The sciences only get into trouble when they forget the diagrammatic nature of their universe and suppose their maps are real in and of themselves. Indeed, the scientist who imagines her epistemic tools are the only epistemic tools an enquiring mind, an enlightened mind, could ever need, has abandoned science in favour of philosophy, and bad philosophy at that. She has committed the cardinal error of aping theism and thinking her discipline a realist one. (Given how very critical of philosophy some scientists are, it’s curious how very eager they are to have a go.) Being somewhat more tidy-minded, the sciences generally get rid of all the mapmakers first, those diagrammatising minds, who lie behind their diagrams. So goes the deconstruction of scientific thought.

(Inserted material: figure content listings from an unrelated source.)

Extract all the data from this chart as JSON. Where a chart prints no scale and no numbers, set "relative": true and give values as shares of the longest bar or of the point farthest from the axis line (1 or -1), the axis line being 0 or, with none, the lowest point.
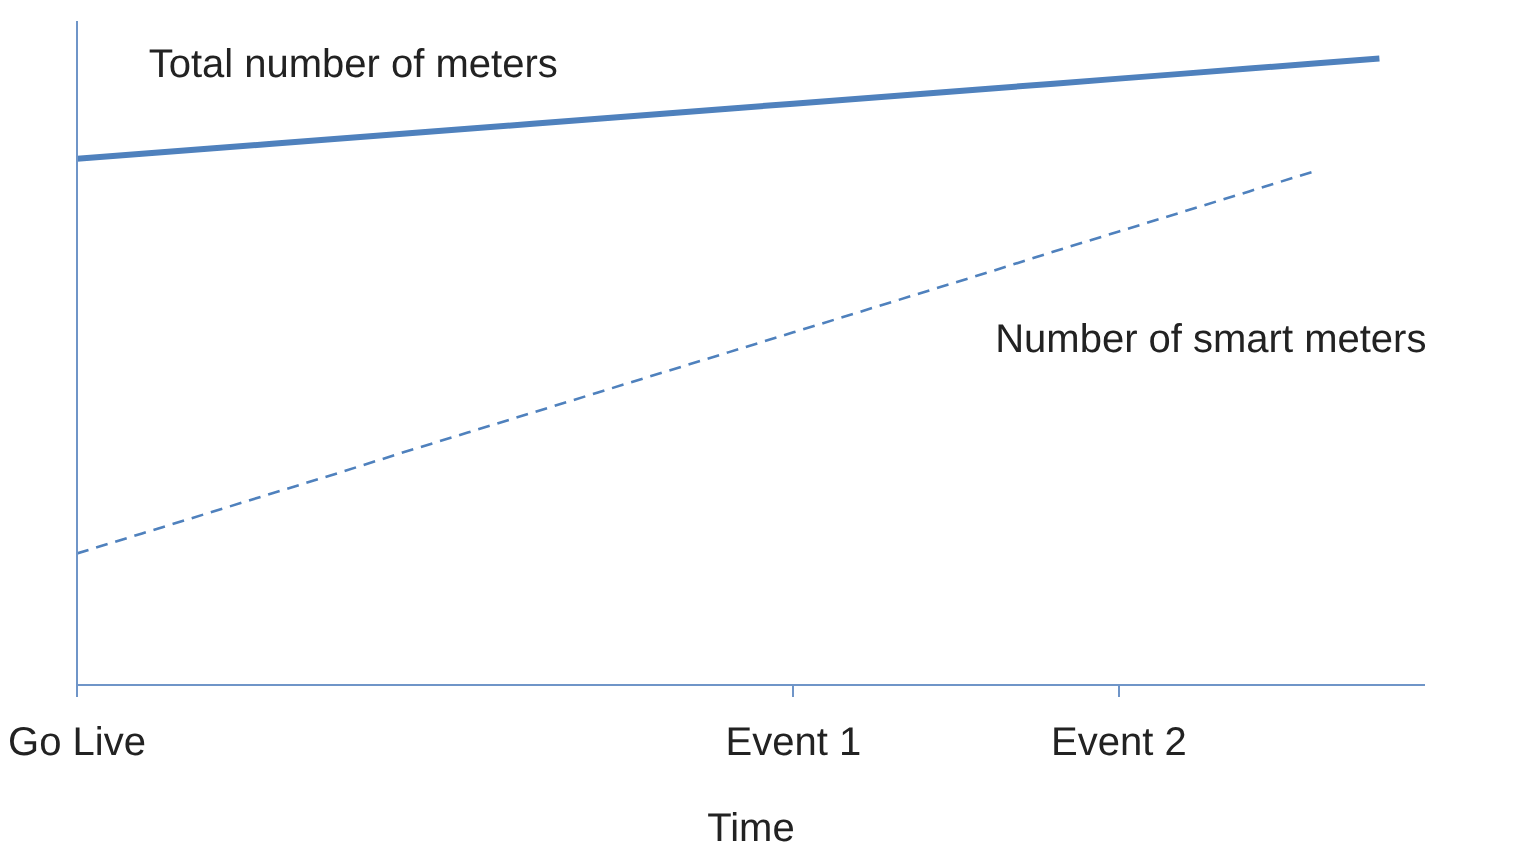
{
  "chart_data": {
    "type": "line",
    "relative": true,
    "xlabel": "Time",
    "categories": [
      "Go Live",
      null,
      null,
      null,
      null,
      null,
      null,
      null,
      null,
      null,
      null,
      "Event 1",
      null,
      null,
      null,
      null,
      "Event 2",
      null,
      null,
      null,
      null
    ],
    "grid": false,
    "marker": "none",
    "series": [
      {
        "name": "Total number of meters",
        "color": "#4f81bd",
        "line_style": "solid",
        "values": [
          0.84,
          0.848,
          0.856,
          0.864,
          0.872,
          0.88,
          0.888,
          0.896,
          0.904,
          0.912,
          0.92,
          0.928,
          0.936,
          0.944,
          0.952,
          0.96,
          0.968,
          0.976,
          0.984,
          0.992,
          1.0
        ]
      },
      {
        "name": "Number of smart meters",
        "color": "#4f81bd",
        "line_style": "dashed",
        "values": [
          0.21,
          0.242,
          0.274,
          0.306,
          0.338,
          0.371,
          0.403,
          0.435,
          0.467,
          0.499,
          0.531,
          0.563,
          0.595,
          0.627,
          0.659,
          0.692,
          0.724,
          0.756,
          0.788,
          0.82,
          null
        ]
      }
    ]
  }
}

In A Science of God? (Geoffrey Bles Ltd. 1966), Farrer referred to the scientist who followed this rocky path, convincing herself that any reality her tools cannot discover is no reality at all, as a ‘small-minded scientist’. Interestingly, the idea that so unscientific creature could actually exist, particularly these days, he laughed to scorn. The ‘small-minded scientist,’ he insisted, was a bit of foolish caricature.

Ahem.


That, of course, is not the end of the story for any kind of enquiring mind. The scientist’s corrective is simple enough: get back to work and stop fussing about questions which don’t concern her. Theism, however, has a more difficult road ahead. The theist, or theistical philosopher, cannot simply ‘get back to work’; not, at least, without wilfully ignoring the logical and empirical disintegration of his metaphysics. Naturally, the philosopher who would choose bad philosophy and worse theology – not to mention a pernicious psychology – over a healthy and inclusivist alternative is, I suppose, as much a caricature as Farrer’s ‘small-minded scientist’. Besides, theism, or more simply, religious faith, is far too important to leave in clutches of that ‘vulgar empiricism’; for lived faith is personality writ large. Where deconstruction occurs, reconstruction will surely follow. And thanks to the likes of Farrer and Feuerbach we have far better tools to work with. That, however, is a thought for another day.